De verhouding krill/vis/inktvis hangt meestal af van de omgeving en het seizoen. Tijdens het broedseizoen komen ze dagelijks terug aan land, maar daarbuiten blijven ze soms dagenlang weg. Hun duikdiepte ligt gemiddeld tussen 20 en 30 meter, maar het record ligt op 115 meter.

Vijanden:
Zeeluipaarden liggen op de loer in het water en vangen de volwassen dieren die aan land komen of vertrekken. Ook pelsrobben en zeeleeuwen jagen op de macaronipinguïns. Reuzenstormvogels vangen onvoorzichtige kuikens en, zoals in vele kolonies, worden eieren gestolen door skua's en meeuwen. Op de Falklands is ook de karakara een roofvogel met een voorkeur voor de eieren of kleine kuikens.

Schlegelpinguïn - Eudyptes schlegeli

pinguïn
Specifieke kenmerken:

Schlegelpinguïns kan men enkel verwarren met macaronipinguïns.
Ze zijn de twee grootste soorten van de kuifpinguïns en hebben beide een oranje-gele kuif die elkaar raakt boven de bek (op voorhoofd), en over de ogen verder loopt naar achter toe.
Schlegelpinguïns hebben echter een witte keel en witte wangen, terwijl die van macaronis zwart is. Sommigen beschouwen ze dan ook als een ondersoort van de macaronipinguïn.


Grootte en gewicht:

Schlegelpinguïns zijn ongeveer 60 cm groot.
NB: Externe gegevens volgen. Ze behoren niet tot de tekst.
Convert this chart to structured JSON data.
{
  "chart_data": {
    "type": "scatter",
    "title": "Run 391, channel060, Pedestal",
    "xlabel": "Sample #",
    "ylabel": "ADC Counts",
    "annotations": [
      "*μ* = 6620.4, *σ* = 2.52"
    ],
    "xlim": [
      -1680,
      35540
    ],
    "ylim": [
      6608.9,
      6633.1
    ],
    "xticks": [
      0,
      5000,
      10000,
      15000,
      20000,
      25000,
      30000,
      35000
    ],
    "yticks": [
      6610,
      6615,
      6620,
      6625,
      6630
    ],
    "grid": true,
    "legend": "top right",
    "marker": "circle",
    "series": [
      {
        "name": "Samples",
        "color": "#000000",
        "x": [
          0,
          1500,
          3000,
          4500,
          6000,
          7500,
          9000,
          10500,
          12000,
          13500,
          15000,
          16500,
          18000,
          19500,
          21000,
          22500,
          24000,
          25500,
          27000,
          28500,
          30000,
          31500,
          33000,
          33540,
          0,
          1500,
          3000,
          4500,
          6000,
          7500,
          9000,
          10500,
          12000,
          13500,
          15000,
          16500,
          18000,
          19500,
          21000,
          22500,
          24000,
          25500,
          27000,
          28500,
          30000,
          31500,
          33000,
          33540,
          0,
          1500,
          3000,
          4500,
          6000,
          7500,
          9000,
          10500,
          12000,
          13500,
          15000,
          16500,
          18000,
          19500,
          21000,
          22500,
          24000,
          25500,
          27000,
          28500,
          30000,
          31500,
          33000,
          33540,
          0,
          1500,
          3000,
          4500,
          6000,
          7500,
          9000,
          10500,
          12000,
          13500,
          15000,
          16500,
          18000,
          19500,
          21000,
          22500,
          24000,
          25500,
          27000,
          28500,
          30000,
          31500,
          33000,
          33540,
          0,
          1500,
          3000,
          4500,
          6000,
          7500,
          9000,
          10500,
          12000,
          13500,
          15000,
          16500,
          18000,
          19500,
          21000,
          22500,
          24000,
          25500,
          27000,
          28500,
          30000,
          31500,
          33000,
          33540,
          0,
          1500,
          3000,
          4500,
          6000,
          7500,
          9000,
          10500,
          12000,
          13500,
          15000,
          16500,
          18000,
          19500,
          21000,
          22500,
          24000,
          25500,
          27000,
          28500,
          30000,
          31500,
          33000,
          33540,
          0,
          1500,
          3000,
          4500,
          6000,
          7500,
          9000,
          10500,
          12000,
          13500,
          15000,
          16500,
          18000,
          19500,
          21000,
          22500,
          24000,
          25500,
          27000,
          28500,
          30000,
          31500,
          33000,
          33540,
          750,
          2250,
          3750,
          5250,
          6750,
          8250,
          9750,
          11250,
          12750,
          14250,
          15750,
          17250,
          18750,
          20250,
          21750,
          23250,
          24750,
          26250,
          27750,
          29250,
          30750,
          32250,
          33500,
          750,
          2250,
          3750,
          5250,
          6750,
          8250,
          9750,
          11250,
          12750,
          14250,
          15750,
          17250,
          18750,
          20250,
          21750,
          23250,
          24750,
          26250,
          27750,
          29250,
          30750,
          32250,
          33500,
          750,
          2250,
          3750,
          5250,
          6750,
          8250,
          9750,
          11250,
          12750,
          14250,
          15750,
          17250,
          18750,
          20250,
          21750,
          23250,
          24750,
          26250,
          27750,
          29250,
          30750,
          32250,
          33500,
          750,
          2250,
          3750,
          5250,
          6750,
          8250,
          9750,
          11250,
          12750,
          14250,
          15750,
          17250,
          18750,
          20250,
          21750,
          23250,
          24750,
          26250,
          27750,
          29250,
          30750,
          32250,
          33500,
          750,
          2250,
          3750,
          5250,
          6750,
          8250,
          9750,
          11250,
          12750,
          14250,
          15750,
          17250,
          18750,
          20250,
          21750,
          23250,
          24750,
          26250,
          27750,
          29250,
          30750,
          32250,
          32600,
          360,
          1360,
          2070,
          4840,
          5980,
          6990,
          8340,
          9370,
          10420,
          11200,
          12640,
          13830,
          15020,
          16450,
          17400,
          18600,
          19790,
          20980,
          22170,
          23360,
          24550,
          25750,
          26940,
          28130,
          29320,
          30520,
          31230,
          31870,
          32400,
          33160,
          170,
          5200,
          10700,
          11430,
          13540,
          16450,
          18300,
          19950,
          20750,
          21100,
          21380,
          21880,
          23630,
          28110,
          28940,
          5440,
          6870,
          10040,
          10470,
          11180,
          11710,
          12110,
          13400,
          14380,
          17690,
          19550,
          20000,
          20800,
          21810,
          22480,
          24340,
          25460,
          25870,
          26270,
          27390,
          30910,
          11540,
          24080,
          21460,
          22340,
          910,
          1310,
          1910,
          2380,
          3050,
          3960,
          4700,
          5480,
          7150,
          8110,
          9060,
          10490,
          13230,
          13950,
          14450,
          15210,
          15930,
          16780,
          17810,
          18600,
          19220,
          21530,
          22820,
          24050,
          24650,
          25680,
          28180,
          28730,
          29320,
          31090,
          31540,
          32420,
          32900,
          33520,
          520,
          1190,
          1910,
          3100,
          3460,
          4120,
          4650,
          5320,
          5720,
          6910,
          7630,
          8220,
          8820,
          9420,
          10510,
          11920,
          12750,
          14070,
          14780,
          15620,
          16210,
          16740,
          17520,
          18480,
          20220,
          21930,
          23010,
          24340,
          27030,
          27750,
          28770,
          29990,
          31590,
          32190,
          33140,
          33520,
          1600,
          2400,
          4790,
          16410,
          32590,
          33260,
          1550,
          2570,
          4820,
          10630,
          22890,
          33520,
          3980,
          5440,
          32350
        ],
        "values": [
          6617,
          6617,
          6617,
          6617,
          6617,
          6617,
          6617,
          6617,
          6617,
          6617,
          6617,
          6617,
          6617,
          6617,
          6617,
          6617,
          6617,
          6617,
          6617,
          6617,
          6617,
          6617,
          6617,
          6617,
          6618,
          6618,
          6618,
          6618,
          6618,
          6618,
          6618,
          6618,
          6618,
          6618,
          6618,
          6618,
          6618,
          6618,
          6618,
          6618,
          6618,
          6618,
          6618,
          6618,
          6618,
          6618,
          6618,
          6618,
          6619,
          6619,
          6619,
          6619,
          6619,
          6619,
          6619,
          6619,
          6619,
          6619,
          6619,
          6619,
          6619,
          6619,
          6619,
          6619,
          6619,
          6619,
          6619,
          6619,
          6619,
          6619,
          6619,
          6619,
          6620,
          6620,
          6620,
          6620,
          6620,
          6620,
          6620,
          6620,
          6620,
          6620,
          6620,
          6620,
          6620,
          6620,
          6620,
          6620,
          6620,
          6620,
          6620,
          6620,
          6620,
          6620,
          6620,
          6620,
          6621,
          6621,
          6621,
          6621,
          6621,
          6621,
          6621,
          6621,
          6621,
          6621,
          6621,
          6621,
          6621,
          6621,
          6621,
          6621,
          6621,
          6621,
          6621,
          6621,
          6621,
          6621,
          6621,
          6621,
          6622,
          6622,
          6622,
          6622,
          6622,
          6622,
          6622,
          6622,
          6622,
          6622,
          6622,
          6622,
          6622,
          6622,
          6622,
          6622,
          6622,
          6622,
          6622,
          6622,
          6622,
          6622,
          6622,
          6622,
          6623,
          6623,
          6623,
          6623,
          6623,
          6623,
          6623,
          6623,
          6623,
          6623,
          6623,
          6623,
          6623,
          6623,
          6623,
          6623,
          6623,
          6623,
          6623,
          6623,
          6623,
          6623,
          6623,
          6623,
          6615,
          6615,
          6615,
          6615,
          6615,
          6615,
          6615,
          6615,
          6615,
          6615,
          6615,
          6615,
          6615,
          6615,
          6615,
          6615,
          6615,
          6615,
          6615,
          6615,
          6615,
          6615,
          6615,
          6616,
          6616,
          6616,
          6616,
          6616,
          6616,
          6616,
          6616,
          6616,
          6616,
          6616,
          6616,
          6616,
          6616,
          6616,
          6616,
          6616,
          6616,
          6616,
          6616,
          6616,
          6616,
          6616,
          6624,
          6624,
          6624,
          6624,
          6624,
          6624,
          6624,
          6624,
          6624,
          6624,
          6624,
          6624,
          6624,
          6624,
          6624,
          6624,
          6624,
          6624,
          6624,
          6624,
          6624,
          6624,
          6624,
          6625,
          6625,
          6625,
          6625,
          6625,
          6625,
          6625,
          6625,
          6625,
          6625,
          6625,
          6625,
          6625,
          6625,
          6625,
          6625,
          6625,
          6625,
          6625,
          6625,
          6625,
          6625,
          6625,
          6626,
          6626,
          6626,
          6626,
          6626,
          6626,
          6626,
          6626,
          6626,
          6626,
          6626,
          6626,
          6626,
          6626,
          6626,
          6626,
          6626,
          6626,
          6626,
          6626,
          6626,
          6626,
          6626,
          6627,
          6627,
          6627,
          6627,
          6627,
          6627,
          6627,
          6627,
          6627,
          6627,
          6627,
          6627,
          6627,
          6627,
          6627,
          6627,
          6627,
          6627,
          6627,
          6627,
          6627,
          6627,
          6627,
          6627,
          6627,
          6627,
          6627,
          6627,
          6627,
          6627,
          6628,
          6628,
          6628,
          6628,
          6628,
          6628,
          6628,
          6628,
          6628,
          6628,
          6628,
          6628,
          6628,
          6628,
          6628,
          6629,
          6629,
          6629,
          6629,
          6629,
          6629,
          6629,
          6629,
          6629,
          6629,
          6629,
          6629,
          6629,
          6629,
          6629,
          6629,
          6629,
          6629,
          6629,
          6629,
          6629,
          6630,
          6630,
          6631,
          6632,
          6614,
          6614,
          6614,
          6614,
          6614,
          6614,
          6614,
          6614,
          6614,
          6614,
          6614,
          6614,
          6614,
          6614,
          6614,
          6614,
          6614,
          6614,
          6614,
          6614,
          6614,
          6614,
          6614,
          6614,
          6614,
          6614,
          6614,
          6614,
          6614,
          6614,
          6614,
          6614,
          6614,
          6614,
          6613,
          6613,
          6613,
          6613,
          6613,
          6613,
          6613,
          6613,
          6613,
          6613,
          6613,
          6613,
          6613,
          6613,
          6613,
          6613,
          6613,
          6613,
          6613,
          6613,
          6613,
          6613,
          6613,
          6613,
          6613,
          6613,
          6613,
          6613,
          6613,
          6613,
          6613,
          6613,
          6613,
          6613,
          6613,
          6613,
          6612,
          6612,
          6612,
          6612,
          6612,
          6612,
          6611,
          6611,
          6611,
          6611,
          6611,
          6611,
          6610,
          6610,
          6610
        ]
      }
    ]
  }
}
Hun gewicht variëert gedurende het jaar van 5 tot 7 kg. De vrouwtjes zijn meestal iets kleiner dan de mannetjes.

Naamgeving:
In 1876 werd de schlegelpinguïn voor het eerst beschreven door Finsch.
Soms ook Macquariepinguïn genoemd in het Nederlands.

In andere talen:
  • Engels: royal penguin
  • Duits: Haubenpinguin
  • Frans: gorfou de Schlegel of gorfou royal
  • Spaans: pingüino de cara blanca o de Schlegel o real
  • Afrikaans: Schlegelpikkewyn of macquariepikkewyn
  • Portugees: Pinguim-real
Broedplaatsen:
Schlegelpinguïns komen enkel voor op Macquarie Island en de kleine eilandjes er vlakbij.
De totale populatie wordt op 850.000 paren geschat.

Status: kwetsbaar met tendens stabiel (2008 IUCN Red List)

Broedgedrag:
schlegelpinguïn
Van mei tot september zijn de kolonies verlaten. Eind september komen de mannetjes terug, kort daarop gevolgd door de vrouwtjes. Hun nesten zijn ondiepe uithollingen in zand of gras, waaromheen ze stenen en twijgjes opbouwen.
De kolonies omvatten tienduizenden paren en hebben een grote dichtheid.
Schlegelpinguïn
© Elizabeth Burtt
Meestal worden in oktober twee eieren gelegd, maar enkel het tweede (na zes dagen gelegde) grotere komt uit en dit kuiken wordt grootgebracht. Het uitbroeden duurt ongeveer 35 dagen en gebeurt door beide ouders afwisselend in lange "shifts" van plusminus 12 dagen.
Daarna behoeden de mannetjes gedurende de eerste 10 tot 20 dagen het kuiken terwijl de vrouwtjes voedsel aanbrengen.
Nadien worden de kuikens alleen of in kleine crèches achtergelaten en om de twee à drie dagen gevoed, tot ze na ongeveer 65 dagen (februari) oud genoeg zijn om uit te zwermen naar zee. De volwassen dieren trekken naar zee om te eten en komen dan terug voor hun ruiperiode in eind maart-april.

Voedsel:

Het menu is nog niet echt gekend, maar men gaat ervan uit dat schlegel-pinguïns een gevarieerd dieet hebben met ongeveer 50% krill, 48% vis en 2% inktvisjes.

Vijanden:
De schlegelpinguïns werden in de 19de eeuw in grote getale gedood voor hun olie, en hebben zich maar langzaam hersteld van deze slachtpartij.
Zoals bij de andere soorten zijn ook hier de zeeleeuwen en pelsrobben vijanden voor de volwassen dieren. De reuzenstormvogels zullen onvoorzichtige kuikens en verlaten eieren stelen en ook skua's en meeuwen gaan aan de haal met eieren.